The queen moved away. Bellepheros wiped his brow. After that, he decided, he might as well start thinking about who his successor should be. It took him a few seconds to realise that the queen's knight-marshal hadn't followed her mistress away. She leaned into him and spoke quietly in his ear.

'Grand Master. A private word, if you please?'

He left Furymouth the following morning, in a carriage supplied by Prince Jehal and escorted by a company of soldiers. The other alchemists at Clifftop would just have to find their own way back to the Adamantine Palace. Tucked under his seat, carefully packed in straw, was a spherical bottle made of glass, stoppered and sealed with wax. It fitted nicely into the palm of his hand, and from the way its weight shifted, was filled with some sort of liquid. A very heavy liquid. Unlike the knight-marshal, Bellepheros knew exactly what it was. What he didn't know was where it had come from, or how several such bottles would have found their way into the possession of one such as Shezira's knight-marshal. It would be a long journey home, though, with plenty of time to ponder and plenty of inns with wine to help him think.
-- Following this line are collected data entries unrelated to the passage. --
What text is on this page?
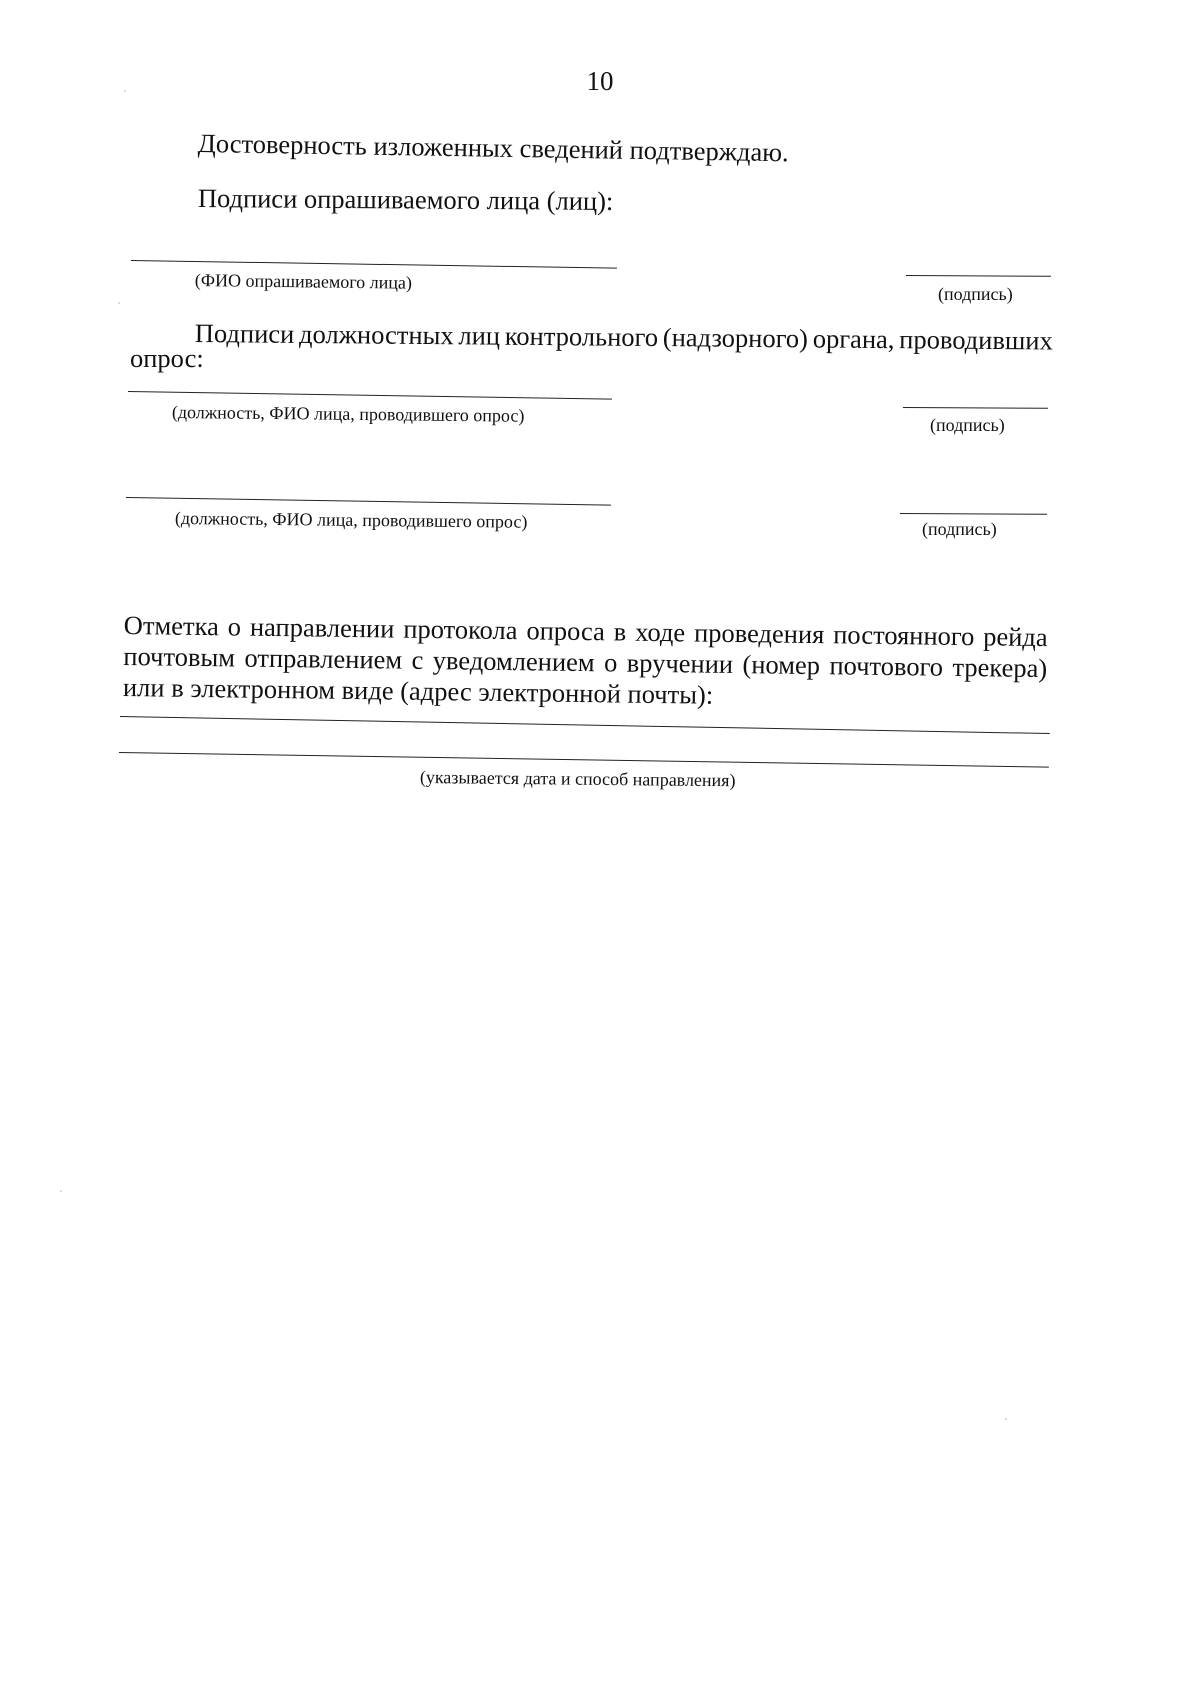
10
Достоверность изложенных сведений подтверждаю.
Подписи опрашиваемого лица (лиц):
(ФИО опрашиваемого лица)
(подпись)
Подписи должностных лиц контрольного (надзорного) органа, проводивших
опрос:
(должность, ФИО лица, проводившего опрос)	(подпись)
(должность, ФИО лица, проводившего опрос)	(подпись)
Отметка о направлении протокола опроса в ходе проведения постоянного рейда
почтовым отправлением с уведомлением о вручении (номер почтового трекера)
или в электронном виде (адрес электронной почты):
(указывается дата и способ направления)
He didn't get the chance. Two days out of Furymouth his carriage was stopped. Masked men with knives tore open the door. Blood glistened on their blades. He could see bodies on the ground outside. He had time to open his mouth, but before he could shout, a hand clamped over his face.

18

 

The Price

 

Twice a day the door to their hut opened and half a dozen Outsiders armed with spears and knives would be clustered outside. One of them would very gingerly place a bucket of water on the floor, together with some dried fish and half-rotten fruit. On the first day, Sollos told them that they had six days before the dragon-riders came. Every morning he reminded them that they had one fewer day to let him go. It took until he was down to two before the Outsiders made up their minds. In the middle of the day the door opened again, and this time there were nearly a score of them. One stepped forward, a heavyset man in his middle years with a thick curly black beard.

'What do you want?'

'Some food that doesn't give me the runs would be nice,' muttered Kemir. Sollos shushed him.

'First of all to thank you for your hospitality.' Sollos smiled. 'Second, I'd like my bow and my knives and my armour back. Then I'd like to know about the white dragon.'

'And what then ?'

'We find the dragon, we go away and leave you in peace.'

'We've seen dragons every day since you came.' Curly Beard looked tired. He was frightened.

'We're all looking for the white dragon. You weren't very friendly when they came by, so they sent us instead. When they find what they want, they'll go away. They don't fly for the King of the Crags and neither do we.'

Kemir spat. 'Doesn't mean they won't burn you out if they don't find what they want.'

'What if we help you find the white dragon. What's in it for us?'

'Not being burned?'

Sollos glared at his partner. 'What do you want?'

'Money.' Curly Beard set his face hard. 'A hundred gold dragons.'

'So you've seen one then.'

Curly Beard nodded. 'Could be. Could be we know of someone who's seen one.'

'All right. A hundred gold dragons. That had better buy me a lot of help.' Sollos could feel Kemir behind him, almost unable to contain himself.